Wednesday, January 28, 2009

Reconsidering Updike

Many stirring and provocative reactions to John Updike’s death yesterday at seventy-six. The best, of course, belongs to Patrick Kurp, who adopts a wise autobiographical strategy, laying out the course of his Updike reading. Kurp finally prefers Updike as a critic, describing him as an “indefatigable teacher.” He quotes from essays on Nabokov, Henry Green, Daniel Fuchs, and William Maxwell. One of my favorite passages is when Updike opens an essay on two avant-garde satirists by commenting on the way their books are printed:

Sans-serif type belongs to one of those futures that never occurred. Elegantly simple, jauntily functional, it was everything the Bauhaus thought modernity should be, yet except in posters and telephone books it never really caught on. As with so many oddities a revolution would sweep away, serifs exist for a purpose: they help the eye pick up the shape of the letter. Piquant in little amounts, sans-serif in page-size sheets repels readership as wax paper repels water; it has a sleazy, cloudy look.Updike could not have foreseen another revolution, which swept sans serif back in as the primary typeface of the internet. How many critics, though, would open a review with such a passage? Updike was that old-fashioned creature—a bookman.

Others are equally sober and on point, and not merely because the news of death chastens a prose style. Levi Asher turns out to be an unexpected Updike fan. After a young man’s easy contempt, viewing him as the “smirking epitome of the American literary establishment” and “claim[ing] to dislike him”—such honesty is rare in any critic—Asher came to realize that Updike was among his “very favorite living writers.” He calls Couples the masterpiece, but also singles out for praise Too Far To Go, Marry Me, Gertrude and Claudius, “and his great volumes of generous, gorgeously composed literary criticism.”

The number of critics who expressed reservations about him on the occasion of Updike’s death is striking. Clark DeLeon found him too “suburban,” picturing him as Rob Petrie living in New Rochelle, working at the New Yorker, and “instead of tripping over the ottoman on his way in the door, stumbled into bed with a neighbor’s wife.” Terry Teachout never succeeded in liking Updike’s writing, but friends whose taste he trusted kept telling him he was wrong. In the end he abandoned the effort to correct his own taste, deciding that “Updike was one of those undeniably important artists, like Wagner or Dreiser, to whose virtues [he] would always be deaf.”

Was Updike an undeniably important artist? As Kurp says, he had a “Jamesian fecundity.” (I am reminded of the old joke about Jacob Neusner, who at last count had written or edited over nine hundred and fifty books. A friend calls Neusner on the phone. His wife answers. “Can you hold on a minute?” she asks. “Jake is finishing a book.”) Such fecundity mars a living (or recently dead) writer’s reputation, making it difficult to sort good from mediocre, leading to the temptation, as Teachout found himself doing when it came time to prune back his library, of discarding everything. The shoulder-to-shoulder phalanx of books, published from the beginning by Alfred A. Knopf in a uniform edition, has a sleazy, cloudy look. Perhaps, though, what J. V. Cunningham said of Edwin Arlington Robinson is equally true of Updike: “Though he wrote too much, he wrote much that was distinctive and good, and even in the dull wastes there are fragments.”
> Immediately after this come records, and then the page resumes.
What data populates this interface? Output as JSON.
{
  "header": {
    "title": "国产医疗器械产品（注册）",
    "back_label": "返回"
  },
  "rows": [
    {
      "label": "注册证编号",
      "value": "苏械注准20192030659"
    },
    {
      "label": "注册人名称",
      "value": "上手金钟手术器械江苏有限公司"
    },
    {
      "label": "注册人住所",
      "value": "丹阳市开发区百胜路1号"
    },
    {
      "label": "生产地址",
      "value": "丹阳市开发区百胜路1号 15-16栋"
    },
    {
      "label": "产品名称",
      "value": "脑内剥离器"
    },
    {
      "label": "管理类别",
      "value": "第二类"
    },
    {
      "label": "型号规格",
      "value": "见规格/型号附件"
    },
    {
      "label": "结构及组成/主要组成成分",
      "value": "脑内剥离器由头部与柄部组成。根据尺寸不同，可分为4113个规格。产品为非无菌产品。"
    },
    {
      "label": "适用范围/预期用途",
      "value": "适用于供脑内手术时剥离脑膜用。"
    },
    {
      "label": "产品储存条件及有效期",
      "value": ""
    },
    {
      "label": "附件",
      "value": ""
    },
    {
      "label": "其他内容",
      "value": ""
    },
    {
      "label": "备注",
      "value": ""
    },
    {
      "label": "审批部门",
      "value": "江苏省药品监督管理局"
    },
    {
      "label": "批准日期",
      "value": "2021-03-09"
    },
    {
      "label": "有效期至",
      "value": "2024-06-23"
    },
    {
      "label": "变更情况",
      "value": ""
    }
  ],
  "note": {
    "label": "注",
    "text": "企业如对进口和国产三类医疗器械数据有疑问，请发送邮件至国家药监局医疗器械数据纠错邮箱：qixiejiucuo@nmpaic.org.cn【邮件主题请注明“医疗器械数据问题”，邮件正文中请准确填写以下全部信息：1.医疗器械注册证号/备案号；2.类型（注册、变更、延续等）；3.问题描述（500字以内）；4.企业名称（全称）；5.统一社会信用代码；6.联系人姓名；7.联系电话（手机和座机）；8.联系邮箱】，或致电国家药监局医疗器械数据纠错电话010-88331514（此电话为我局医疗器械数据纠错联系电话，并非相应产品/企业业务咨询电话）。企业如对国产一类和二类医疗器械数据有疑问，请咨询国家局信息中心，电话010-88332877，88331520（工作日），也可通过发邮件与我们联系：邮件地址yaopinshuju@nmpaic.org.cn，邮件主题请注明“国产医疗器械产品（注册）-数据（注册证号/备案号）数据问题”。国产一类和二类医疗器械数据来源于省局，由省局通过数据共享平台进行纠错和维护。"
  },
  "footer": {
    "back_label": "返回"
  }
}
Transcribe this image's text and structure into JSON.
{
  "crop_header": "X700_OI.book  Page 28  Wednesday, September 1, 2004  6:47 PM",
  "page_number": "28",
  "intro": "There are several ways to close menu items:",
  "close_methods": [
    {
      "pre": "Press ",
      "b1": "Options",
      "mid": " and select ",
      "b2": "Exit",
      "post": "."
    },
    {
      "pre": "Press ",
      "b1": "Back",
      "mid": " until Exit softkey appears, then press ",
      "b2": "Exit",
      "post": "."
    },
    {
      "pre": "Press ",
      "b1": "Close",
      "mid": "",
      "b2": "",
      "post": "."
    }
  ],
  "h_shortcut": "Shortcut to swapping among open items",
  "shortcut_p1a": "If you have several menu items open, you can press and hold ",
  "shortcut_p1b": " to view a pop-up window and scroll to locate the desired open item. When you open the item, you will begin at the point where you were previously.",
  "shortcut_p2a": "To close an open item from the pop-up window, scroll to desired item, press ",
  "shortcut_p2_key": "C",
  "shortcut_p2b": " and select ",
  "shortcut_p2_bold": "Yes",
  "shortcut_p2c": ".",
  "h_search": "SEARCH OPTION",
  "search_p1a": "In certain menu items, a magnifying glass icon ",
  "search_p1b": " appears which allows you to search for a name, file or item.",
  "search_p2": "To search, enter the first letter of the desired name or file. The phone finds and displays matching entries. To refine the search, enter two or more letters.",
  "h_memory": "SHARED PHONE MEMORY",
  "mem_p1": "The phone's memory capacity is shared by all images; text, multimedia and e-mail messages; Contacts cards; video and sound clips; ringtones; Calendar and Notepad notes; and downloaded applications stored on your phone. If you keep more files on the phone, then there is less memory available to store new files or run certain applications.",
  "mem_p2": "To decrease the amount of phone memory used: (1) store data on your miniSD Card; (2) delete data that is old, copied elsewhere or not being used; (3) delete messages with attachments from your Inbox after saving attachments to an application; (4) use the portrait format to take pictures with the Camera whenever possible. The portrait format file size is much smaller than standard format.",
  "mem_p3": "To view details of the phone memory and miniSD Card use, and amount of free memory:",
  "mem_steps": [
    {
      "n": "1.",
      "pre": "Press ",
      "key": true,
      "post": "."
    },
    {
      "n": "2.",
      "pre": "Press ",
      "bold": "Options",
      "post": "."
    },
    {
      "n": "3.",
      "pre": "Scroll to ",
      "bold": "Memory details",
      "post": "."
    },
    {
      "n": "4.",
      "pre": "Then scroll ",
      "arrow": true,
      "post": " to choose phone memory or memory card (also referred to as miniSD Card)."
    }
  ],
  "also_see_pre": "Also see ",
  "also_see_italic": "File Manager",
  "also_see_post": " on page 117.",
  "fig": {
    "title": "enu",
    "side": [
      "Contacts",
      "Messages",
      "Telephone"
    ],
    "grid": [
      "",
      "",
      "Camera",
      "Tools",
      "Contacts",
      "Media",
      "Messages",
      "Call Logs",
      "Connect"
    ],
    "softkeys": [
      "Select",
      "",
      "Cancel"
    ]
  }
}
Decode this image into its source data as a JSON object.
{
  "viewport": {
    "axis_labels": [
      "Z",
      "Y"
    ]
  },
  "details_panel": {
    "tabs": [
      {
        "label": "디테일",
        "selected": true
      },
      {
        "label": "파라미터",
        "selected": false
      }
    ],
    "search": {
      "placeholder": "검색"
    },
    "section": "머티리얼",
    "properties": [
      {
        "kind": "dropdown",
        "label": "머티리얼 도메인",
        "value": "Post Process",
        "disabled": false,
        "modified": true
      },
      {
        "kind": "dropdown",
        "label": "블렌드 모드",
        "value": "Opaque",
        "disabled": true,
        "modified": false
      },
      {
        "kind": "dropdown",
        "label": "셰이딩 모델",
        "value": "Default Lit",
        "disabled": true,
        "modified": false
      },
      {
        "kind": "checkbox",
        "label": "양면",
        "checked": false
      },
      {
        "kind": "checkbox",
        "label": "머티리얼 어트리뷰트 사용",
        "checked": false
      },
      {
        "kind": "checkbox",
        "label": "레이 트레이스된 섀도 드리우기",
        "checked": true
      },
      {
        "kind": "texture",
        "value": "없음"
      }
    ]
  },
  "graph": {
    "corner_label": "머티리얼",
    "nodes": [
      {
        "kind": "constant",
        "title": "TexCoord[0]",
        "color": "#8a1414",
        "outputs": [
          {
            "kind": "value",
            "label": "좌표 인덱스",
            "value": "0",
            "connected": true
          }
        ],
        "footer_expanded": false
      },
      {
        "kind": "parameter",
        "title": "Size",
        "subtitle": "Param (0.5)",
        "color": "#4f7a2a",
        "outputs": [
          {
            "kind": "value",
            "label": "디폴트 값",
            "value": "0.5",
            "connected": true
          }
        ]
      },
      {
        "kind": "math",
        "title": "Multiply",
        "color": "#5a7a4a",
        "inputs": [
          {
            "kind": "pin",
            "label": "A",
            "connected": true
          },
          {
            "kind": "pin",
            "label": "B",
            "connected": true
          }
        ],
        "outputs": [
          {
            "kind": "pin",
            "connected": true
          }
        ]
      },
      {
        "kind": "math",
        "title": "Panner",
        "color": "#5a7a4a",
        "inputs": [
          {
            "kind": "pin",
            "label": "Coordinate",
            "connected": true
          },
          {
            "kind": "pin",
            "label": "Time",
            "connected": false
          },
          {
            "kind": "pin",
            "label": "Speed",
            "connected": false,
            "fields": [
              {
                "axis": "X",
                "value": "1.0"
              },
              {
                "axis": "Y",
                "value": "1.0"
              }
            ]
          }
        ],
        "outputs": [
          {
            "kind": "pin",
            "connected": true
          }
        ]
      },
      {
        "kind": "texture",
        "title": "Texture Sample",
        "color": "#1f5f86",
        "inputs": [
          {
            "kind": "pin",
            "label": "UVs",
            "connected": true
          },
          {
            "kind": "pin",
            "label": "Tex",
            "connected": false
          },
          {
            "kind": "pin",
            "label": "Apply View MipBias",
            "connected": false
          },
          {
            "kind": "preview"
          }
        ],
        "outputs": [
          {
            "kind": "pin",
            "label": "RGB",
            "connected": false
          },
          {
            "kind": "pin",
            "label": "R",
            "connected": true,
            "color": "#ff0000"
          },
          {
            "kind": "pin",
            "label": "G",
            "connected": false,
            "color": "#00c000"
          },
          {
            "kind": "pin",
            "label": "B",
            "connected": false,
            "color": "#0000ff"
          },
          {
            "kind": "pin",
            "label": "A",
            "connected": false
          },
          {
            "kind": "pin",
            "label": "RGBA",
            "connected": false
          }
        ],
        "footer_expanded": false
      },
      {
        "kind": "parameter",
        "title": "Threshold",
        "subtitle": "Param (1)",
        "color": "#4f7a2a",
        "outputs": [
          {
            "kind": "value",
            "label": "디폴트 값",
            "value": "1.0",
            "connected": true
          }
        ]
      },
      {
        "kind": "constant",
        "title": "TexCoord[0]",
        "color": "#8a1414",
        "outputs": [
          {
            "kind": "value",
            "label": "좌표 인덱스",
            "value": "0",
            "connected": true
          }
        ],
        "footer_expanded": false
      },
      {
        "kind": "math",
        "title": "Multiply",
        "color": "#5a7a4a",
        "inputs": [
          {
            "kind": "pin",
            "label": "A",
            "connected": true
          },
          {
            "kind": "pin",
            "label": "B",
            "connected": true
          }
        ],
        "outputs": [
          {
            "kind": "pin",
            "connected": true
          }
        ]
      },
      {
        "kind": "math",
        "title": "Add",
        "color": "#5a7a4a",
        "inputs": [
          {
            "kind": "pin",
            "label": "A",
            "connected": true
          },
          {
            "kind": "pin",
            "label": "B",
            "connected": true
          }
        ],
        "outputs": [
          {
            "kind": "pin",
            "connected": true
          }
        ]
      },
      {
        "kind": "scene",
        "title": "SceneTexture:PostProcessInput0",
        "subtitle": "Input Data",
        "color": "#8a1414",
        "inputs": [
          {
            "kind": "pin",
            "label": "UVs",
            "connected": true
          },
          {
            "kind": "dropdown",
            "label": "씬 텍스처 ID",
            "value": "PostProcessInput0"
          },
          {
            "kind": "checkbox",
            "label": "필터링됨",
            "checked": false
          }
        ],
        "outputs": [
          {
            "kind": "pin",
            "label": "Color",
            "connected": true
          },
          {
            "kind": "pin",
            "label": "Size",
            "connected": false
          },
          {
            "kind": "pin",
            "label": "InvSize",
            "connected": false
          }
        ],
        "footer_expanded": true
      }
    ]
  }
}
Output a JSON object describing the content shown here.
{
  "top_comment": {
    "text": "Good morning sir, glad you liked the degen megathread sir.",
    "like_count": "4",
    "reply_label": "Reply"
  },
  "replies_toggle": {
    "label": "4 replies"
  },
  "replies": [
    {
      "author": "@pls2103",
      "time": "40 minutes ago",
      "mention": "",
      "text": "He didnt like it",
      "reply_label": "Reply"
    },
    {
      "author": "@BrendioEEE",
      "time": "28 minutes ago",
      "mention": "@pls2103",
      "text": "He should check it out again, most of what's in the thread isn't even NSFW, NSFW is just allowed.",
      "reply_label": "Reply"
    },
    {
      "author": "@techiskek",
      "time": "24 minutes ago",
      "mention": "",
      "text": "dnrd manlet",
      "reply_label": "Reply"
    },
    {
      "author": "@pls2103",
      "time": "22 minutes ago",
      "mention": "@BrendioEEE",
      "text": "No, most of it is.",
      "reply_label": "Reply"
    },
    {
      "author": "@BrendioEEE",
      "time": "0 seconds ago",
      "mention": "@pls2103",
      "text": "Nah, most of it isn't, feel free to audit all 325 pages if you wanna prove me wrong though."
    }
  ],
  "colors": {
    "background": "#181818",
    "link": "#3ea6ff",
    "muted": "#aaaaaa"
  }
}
Last night, determined to give Updike another try, I picked up a novel that I recalled enjoying when it was first published—The Coup. It was Updike’s attempt to do postcolonial Africa, to be named with Naipaul. I made it as far as a passage that I had scored back in 1978, scribbling in the margin: “This is the kind of thing Updike doesn’t do enough of. His usual shimmering effects are no longer than a phrase, sometimes no more than a word.” The dictator of Kush, Hakim Félix Ellelloû, is reflecting back on the Soviet military advisers who have been posted to his country for the past two years. An analogy occurs to him which is “clarifying”:[W]ith their taut pallor, bristling hair devoid of a trace of a curl, oval eyes, short limbs, and tightly packed bodies whose muscular energy seemed drawn into a knot at the back of their necks, these Russians reminded me of nothing so much as the reckless, distasteful packs of wild swine that when I was a child would come north from the bogs by the river to despoil the vegetable plantings of our village. They had a bristling power and toughness, to be sure, but lacked both the weighty magic of the lion and the hippo and the weightless magic of the gazelle and the shrike, so that the slaughter of one with spears and stones, as he squealed and dodged—the boars were not easy to kill—took place in an incongruous hubbub of laughter. Even in death their eyes kept that rheumy glint whereby the hunted betray the pressures under which they live.Upon rereading it, I could no longer understand what had first impressed me about the passage. I realized that I would have to leave the reconsideration of Updike to others, or to the “test of time.” I rolled over, put out the light, and went to sleep.


Tzvee Zahavy said...

Trivia - Neusner (Jack) and Updike were classmates at Harvard. Updike crafted a character named Neusner in his book Couples as a caricature of the professor.